The G20 watered down free trade rhetoric but Italy wants to try again.
Italy will host the next G7 meeting, and Italy’s Prime Minister calls for G7 to Challenge Donald Trump.
Italy has called on G7 countries to reject protectionism at their summit in Sicily in May, setting up a clash with Donald Trump just days after his administration’s trade stance caused conflict at a G20 meeting in Germany.
The US forced a watering down of the language on trade after the G20 finance ministers’ meeting in Baden-Baden, changing its traditional call to “resist all forms of protectionism” to the need to “strengthen the contribution of trade to our economies”.
But on Tuesday night, Paolo Gentiloni, Italian prime minister, said the G7 group of leading economies should be steadfast and unambiguous in its support for an open global economy, making it a priority for the summit.
Mr. Gentiloni’s comments amount to a challenge to Washington, which has performed a sharp U-turn on trade policy since Mr. Trump took office as president.
Aside from last week’s tussle in Germany, the US has over the past two months pulled out of the Trans-Pacific Partnership, questioned the World Trade Organisation’s dispute settlement mechanism and vowed to change the North American Free Trade Agreement with Canada and Mexico.
As host of the G7 summit, Mr. Gentiloni is in a position to craft the agenda but other G7 leaders — who have been troubled by the US’s new stance on trade — appeared to agree that it was worth trying to force the issue when they meet Mr. Trump in Sicily.
G7 Statements are Irrelevant
Japan’s prime minister Shinzo Abe made this statement in Rome: “In a contest in which protectionist and isolationist tendencies are growing, the G7’s role is more important than ever.”

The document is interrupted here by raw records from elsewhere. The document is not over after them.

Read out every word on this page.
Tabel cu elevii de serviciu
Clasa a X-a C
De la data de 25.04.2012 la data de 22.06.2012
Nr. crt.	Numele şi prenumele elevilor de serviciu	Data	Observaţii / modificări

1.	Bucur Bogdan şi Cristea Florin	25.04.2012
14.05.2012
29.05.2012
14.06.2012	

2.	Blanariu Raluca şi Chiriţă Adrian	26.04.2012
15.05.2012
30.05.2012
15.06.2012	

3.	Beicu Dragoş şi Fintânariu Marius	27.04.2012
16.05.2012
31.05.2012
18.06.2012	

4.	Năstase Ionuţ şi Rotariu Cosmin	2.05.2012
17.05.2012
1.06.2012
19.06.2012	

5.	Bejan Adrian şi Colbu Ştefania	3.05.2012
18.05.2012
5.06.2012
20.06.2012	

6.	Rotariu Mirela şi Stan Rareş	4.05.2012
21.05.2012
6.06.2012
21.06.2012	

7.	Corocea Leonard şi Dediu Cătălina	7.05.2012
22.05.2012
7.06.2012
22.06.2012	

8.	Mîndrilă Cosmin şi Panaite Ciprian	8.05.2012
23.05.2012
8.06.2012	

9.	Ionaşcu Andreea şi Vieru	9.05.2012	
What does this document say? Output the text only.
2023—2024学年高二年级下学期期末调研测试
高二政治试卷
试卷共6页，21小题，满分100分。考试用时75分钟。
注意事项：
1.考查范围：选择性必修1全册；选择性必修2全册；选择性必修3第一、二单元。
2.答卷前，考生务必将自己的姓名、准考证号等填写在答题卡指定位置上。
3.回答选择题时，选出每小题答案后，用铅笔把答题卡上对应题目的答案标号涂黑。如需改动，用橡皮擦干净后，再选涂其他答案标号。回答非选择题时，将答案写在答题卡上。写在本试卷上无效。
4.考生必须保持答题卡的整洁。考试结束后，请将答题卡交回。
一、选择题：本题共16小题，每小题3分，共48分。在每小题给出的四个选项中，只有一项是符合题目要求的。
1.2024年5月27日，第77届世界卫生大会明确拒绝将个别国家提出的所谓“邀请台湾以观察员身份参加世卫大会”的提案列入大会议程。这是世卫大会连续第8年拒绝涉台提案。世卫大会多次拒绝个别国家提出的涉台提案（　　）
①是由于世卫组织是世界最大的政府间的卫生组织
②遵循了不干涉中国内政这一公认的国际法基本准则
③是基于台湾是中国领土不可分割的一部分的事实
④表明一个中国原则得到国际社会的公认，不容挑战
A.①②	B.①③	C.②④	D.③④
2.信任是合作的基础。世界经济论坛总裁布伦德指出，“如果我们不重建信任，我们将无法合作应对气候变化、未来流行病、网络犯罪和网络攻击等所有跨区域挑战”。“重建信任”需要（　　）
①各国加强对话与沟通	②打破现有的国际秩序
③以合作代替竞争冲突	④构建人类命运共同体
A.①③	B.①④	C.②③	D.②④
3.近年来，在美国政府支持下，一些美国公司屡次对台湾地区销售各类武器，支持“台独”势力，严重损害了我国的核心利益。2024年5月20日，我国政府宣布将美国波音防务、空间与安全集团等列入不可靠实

What a hoot. G7 statements are meaningless.
For decades the G7, G20, GWhatevers, have all agreed to do something about agricultural tariffs. At the end of every summit, the results have been the same, zero progress.
Obama’s Trans-Pacific Partnership (TPP) agreement was seven years in the making but Hillary, Trump, and Bernie Sanders were all against it. TPP is officially dead.